Avons-nous une mémoire de poisson rouge ? Le petit vertébré aquatique tourne dans son bocal. Il semble redécouvrir le monde à chaque tour. Les ingénieurs de Google ont réussi à calculer la durée maximale de son attention : 8 secondes. Ces mêmes ingénieurs ont évalué la durée d’attention de la génération des Millennials, celle qui a grandi avec les écrans connectés : 9 secondes ! Nous sommes devenus des poissons rouges. Notre bocal ? Les écrans.

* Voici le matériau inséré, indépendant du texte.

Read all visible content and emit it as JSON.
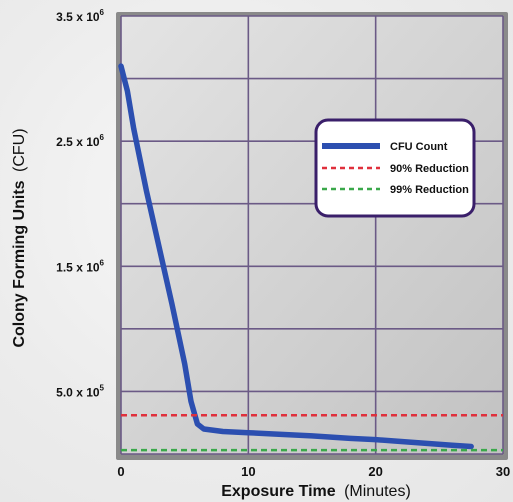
{
  "chart_data": {
    "type": "line",
    "xlabel_bold": "Exposure Time",
    "xlabel_unit": "(Minutes)",
    "ylabel_bold": "Colony Forming Units",
    "ylabel_unit": "(CFU)",
    "xlim": [
      0,
      30
    ],
    "ylim": [
      0,
      3500000
    ],
    "x_ticks": [
      {
        "value": 0,
        "label": "0"
      },
      {
        "value": 10,
        "label": "10"
      },
      {
        "value": 20,
        "label": "20"
      },
      {
        "value": 30,
        "label": "30"
      }
    ],
    "y_ticks": [
      {
        "value": 500000,
        "mantissa": "5.0 x 10",
        "exp": "5"
      },
      {
        "value": 1500000,
        "mantissa": "1.5 x 10",
        "exp": "6"
      },
      {
        "value": 2500000,
        "mantissa": "2.5 x 10",
        "exp": "6"
      },
      {
        "value": 3500000,
        "mantissa": "3.5 x 10",
        "exp": "6"
      }
    ],
    "x_gridlines": [
      0,
      10,
      20,
      30
    ],
    "y_gridlines": [
      0,
      500000,
      1000000,
      1500000,
      2000000,
      2500000,
      3000000,
      3500000
    ],
    "grid": true,
    "legend_position": "top-right",
    "series": [
      {
        "name": "CFU Count",
        "style": "solid",
        "color": "#2c4fb0",
        "x": [
          0,
          0.5,
          1,
          2,
          3,
          4,
          5,
          5.5,
          6,
          6.5,
          8,
          10,
          12,
          15,
          18,
          20,
          22,
          24,
          26,
          27.5
        ],
        "y": [
          3100000,
          2900000,
          2600000,
          2100000,
          1650000,
          1200000,
          720000,
          420000,
          240000,
          200000,
          180000,
          170000,
          160000,
          145000,
          125000,
          115000,
          100000,
          85000,
          70000,
          60000
        ]
      },
      {
        "name": "90% Reduction",
        "style": "dashed",
        "color": "#e0303c",
        "x": [
          0,
          30
        ],
        "y": [
          310000,
          310000
        ]
      },
      {
        "name": "99% Reduction",
        "style": "dashed",
        "color": "#3aa84a",
        "x": [
          0,
          30
        ],
        "y": [
          31000,
          31000
        ]
      }
    ]
  },
  "colors": {
    "plot_background": "#cfcfcf",
    "plot_border": "#8a8a8a",
    "grid": "#6b5a86",
    "legend_border": "#3a1f6a"
  }
}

Une étude du Journal of Social and Clinical Psychology évalue à 30 minutes le temps maximum d’exposition aux réseaux sociaux et aux écrans d’Internet au-delà duquel apparaît une menace pour la santé mentale. D’après cette étude, le cas de Bruno Patino, l’auteur est désespéré, tant sa pratique quotidienne est celle d’une dépendance aux signaux qui encombrent l’écran de son téléphone. Il avoue : « Nous sommes tous sur le chemin de l’addiction : enfants, jeunes, adultes. Pour ceux qui ont cru à l’utopie numérique, dont je fais partie, le temps des regrets est arrivé. Ainsi de Tim Berners Lee, “l’inventeur” du web, qui essaie désormais de créer un contre-Internet pour annihiler sa création première. L’utopie, pourtant, était belle, qui rassemblait, en une communion identique, adeptes de Teilhard de Chardin ou libertaires californiens sous acide. » Voilà pour la confession. Il y aurait ainsi 480 000 tweets, 2,4 millions de snaps, 973 000 connexions sur Facebook ou encore 18 millions de SMS échangés chaque minute dans le monde. Documenté par de nombreux chiffres, exemples et anecdotes, ce livre est « passionnant ».

La servitude numérique

Le modèle qu’ont construit les nouveaux empires est celui d’un esclavage. Au cœur du réacteur, nul déterminisme technologique, mais un projet qui traduit la mutation d’un nouveau capitaliste : l’économie de l’attention. Il s’agit d’augmenter la productivité du temps pour en extraire encore plus de valeur. Après avoir réduit l’espace, il s’agit d’étendre le temps tout en le comprimant, et de créer un instantané infini. L’accélération générale a remplacé l’habitude par l’attention, et la satisfaction par l’addiction. Et les algorithmes sont aujourd’hui les machines-outils de cette économie… Cette économie de l’attention détruit, peu à peu, nos repères. Notre rapport aux médias, à l’espace public, au savoir, à la vérité, à l’information, rien n’échappe à l’économie de l’attention qui préfère les réflexes à la réflexion et les passions à la raison. Les lumières philosophiques s’éteignent au profit des signaux numériques.

Spécialiste des médias et des questions numériques, Bruno Patino a écrit plusieurs essais sur la relation qui lie les hommes et les réseaux numériques. Dites non à l’addiction, à la surveillance de votre cerveau par les plus grandes multinationales. Reprenez le contrôle de votre vie et de votre liberté. À lire sans appareil numérique à portée de main.